If you're interested in whipping up a batch of coffee kombucha yourself, here's a quick and easy recipe to start with. Making coffee kombucha is no more labor-intensive than making regular kombucha with tea, but there are a few pitfalls you need to be aware of.
In a non-porous container—glass or ceramic is a good choice—combine 2 quarts of freshly-brewed hot coffee with ½ cup of sugar. Stir until the sugar dissolves and let the mixture cool to room temperature.
Add the SCOBY and cover the container with a coffee filter or cloth. Make sure the container is tightly sealed by securing the cover with a rubber band.
Leave the mixture at room temperature out of direct sunlight for at least 7 days. Be sure to monitor the kombucha for signs of rancidity daily.

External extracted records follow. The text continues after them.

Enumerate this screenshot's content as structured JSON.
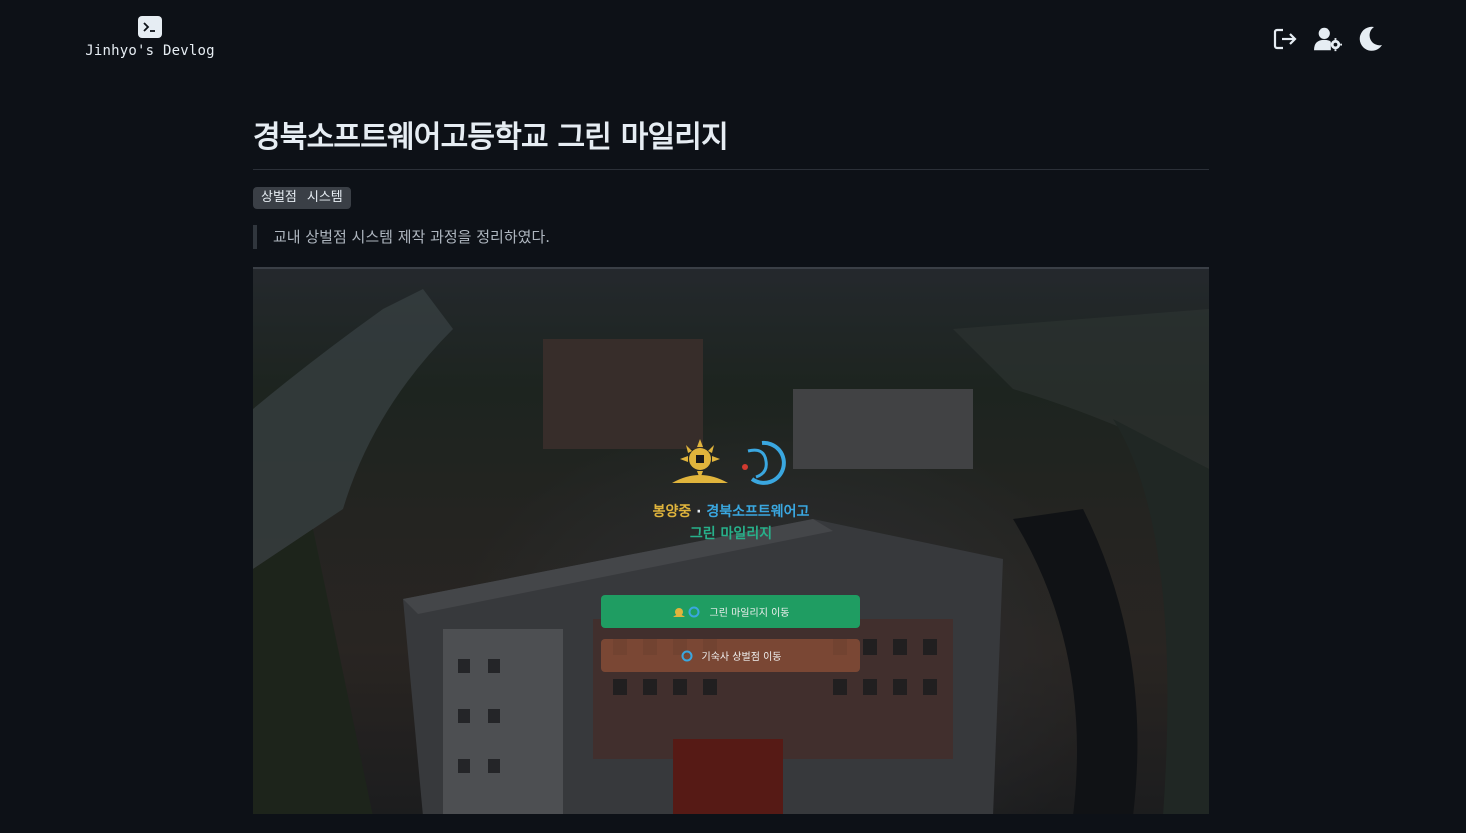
{
  "header": {
    "brand_icon": "terminal-icon",
    "brand_name": "Jinhyo's Devlog",
    "actions": [
      {
        "icon": "logout-icon"
      },
      {
        "icon": "user-settings-icon"
      },
      {
        "icon": "moon-icon"
      }
    ]
  },
  "post": {
    "title": "경북소프트웨어고등학교 그린 마일리지",
    "tags": [
      "상벌점",
      "시스템"
    ],
    "summary": "교내 상벌점 시스템 제작 과정을 정리하였다."
  },
  "hero": {
    "line1_school_a": "봉양중",
    "line1_separator": "·",
    "line1_school_b": "경북소프트웨어고",
    "line2": "그린 마일리지",
    "button_green_label": "그린 마일리지 이동",
    "button_brown_label": "기숙사 상벌점 이동",
    "colors": {
      "accent_green": "#1f9d62",
      "accent_yellow": "#e0b43c",
      "accent_blue": "#3aa7e0"
    }
  }
}
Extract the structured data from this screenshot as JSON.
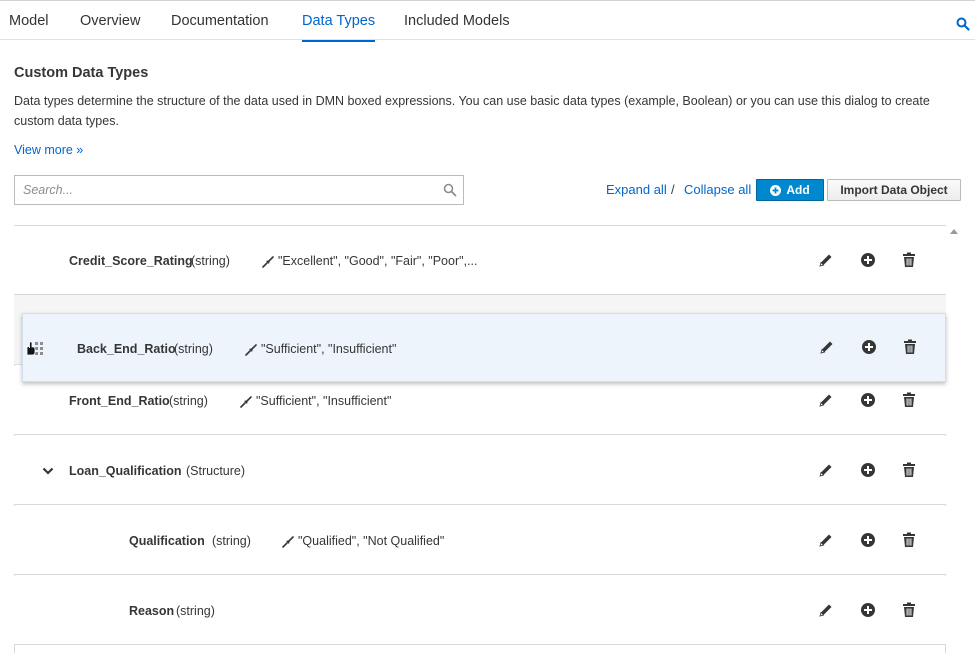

After 7 days, taste small amounts of the kombucha through a straw once per day until you reach your desired taste.
Notes
If you're unfamiliar with the term SCOBY, it is an abbreviation for "symbiotic culture of bacteria and yeast" used for making fermented drinks. Coffee is more acidic than tea and contains natural oils from the coffee bean. Both of those factors combine to increase the chance of coffee kombucha spoiling during the fermentation process. It is imperative that you carefully check your coffee kombucha for signs of rancidity before you consume it. If the kombucha has a funny smell or look, discard the entire batch and try again.